Wednesday 3rd June, 2020
Can I request for my financial court order to be changed, due to COVID 19?
As the lockdown eases and the UK begins to slowly approach a 'new normal' there have been questions asked on whether the impact of coronavirus gives the right for a person to request for the family court to change a financial court order. In today's blog we will look at the rights that you have if you were looking to change your financial order from the court, due to COVID 19.

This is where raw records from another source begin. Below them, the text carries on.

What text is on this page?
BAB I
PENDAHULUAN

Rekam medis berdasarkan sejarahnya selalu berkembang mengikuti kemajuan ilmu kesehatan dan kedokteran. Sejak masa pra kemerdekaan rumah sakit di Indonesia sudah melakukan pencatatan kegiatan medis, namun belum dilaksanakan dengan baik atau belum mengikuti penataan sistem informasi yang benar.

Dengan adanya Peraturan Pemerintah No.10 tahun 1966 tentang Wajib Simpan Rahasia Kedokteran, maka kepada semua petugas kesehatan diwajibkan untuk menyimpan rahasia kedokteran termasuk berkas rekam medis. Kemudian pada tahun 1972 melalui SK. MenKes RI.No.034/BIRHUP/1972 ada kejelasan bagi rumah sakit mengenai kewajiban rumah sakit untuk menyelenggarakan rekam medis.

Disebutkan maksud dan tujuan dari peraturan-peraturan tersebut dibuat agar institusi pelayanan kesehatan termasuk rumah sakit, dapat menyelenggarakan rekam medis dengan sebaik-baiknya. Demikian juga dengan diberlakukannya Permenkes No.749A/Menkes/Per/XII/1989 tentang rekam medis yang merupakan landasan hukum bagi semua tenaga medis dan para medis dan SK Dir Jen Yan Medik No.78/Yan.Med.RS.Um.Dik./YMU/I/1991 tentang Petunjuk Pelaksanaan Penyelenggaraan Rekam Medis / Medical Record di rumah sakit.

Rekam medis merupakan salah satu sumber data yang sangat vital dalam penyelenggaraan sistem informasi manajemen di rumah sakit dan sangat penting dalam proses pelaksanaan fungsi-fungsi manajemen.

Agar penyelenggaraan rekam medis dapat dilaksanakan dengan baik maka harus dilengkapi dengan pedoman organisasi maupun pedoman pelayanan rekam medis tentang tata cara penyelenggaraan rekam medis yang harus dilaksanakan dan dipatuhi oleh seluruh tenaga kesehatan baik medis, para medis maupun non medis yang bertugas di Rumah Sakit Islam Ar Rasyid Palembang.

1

Many people think that once they receive a financial court order, there is not much they can do in their power to change things. However, some aspects of a financial court order can be changed if you were to make a variation application. Examples of when you can apply to vary a financial court order include:
- Applying to increase or reduce the amount of spousal maintenance payments
- Apply to stop spousal maintenance payments altogether
- Applying to extend the length of time that spousal maintenance payments are paid for
- You can apply to end or vary a school fees order so that you are no longer required to pay school fees or the order is changed to vary the percentage amount of the school fees you are required to pay under the order
- Applying to the court for them to change the mechanics for the sale of a family home if the financial court order included an order that states the family home should be sold
The above are the types of clauses contained in a financial court order that can be changed either by making an agreement with your ex partner or by making an application to vary specific clauses that are within the financial court order.
COVID 19 and financial court orders
COVID 19 has created huge economic and financial impact so it is no surprise that people are wanting to make changes to their financial court order and want to know if they can apply to change the following:
- The order to transfer a family home into the sole name of their ex partner as the ex spouse is unable to secure a mortgage to take over the mortgage liability, so instead they are looking to sell the family home
- The family may have seen a drop of value in investments or a family business so they are looking for an order that would see the amount of a lump sum payment reduced to reflect reduction in the value of overall family assets
- An order that on the sale of the family home the ex partner will get a fixed amount from the equity in the family home and the ex spouse will get the balance of the equity
There are of course lots of other examples of situations where a spouse will look to change a financial court order.
The court rules say that although you can apply to vary or make changes to some parts of a financial court order, you cannot apply to the court to change any capital elements of the financial court order unless you do the following:
- Appeal against the financial court order
- Apply to make changes to the financial court order because of a Barder event – a 'Barder event' is where something happens shortly after an order is made which undermines the basis of the order itself. It is named after the very distressing case of Barder v Barder (Caluori intervening), which was decided in 1988.
For COVID 19 to be considered a Barder event it would be determined by a judge using guidance that is issued in earlier court of appeal decisions.
It is reminiscent of 2008, when the court of appeal decided that the global financial crisis could not be considered a Barder event because markets fall and rise, which would give an indication of the stock market crash. However, many would argue that the global pandemic of COVID 19 which wiped billions off the value of the stock market was not foreseeable at the end of 2019.
In the coming months we will have more understanding on the impact of COVID 19 on family business value and the value of assets foe businesses to be able to see if COVID 19 will be treated as a Barder event and whether this in turn means that you are able to request for the court to change your financial court order.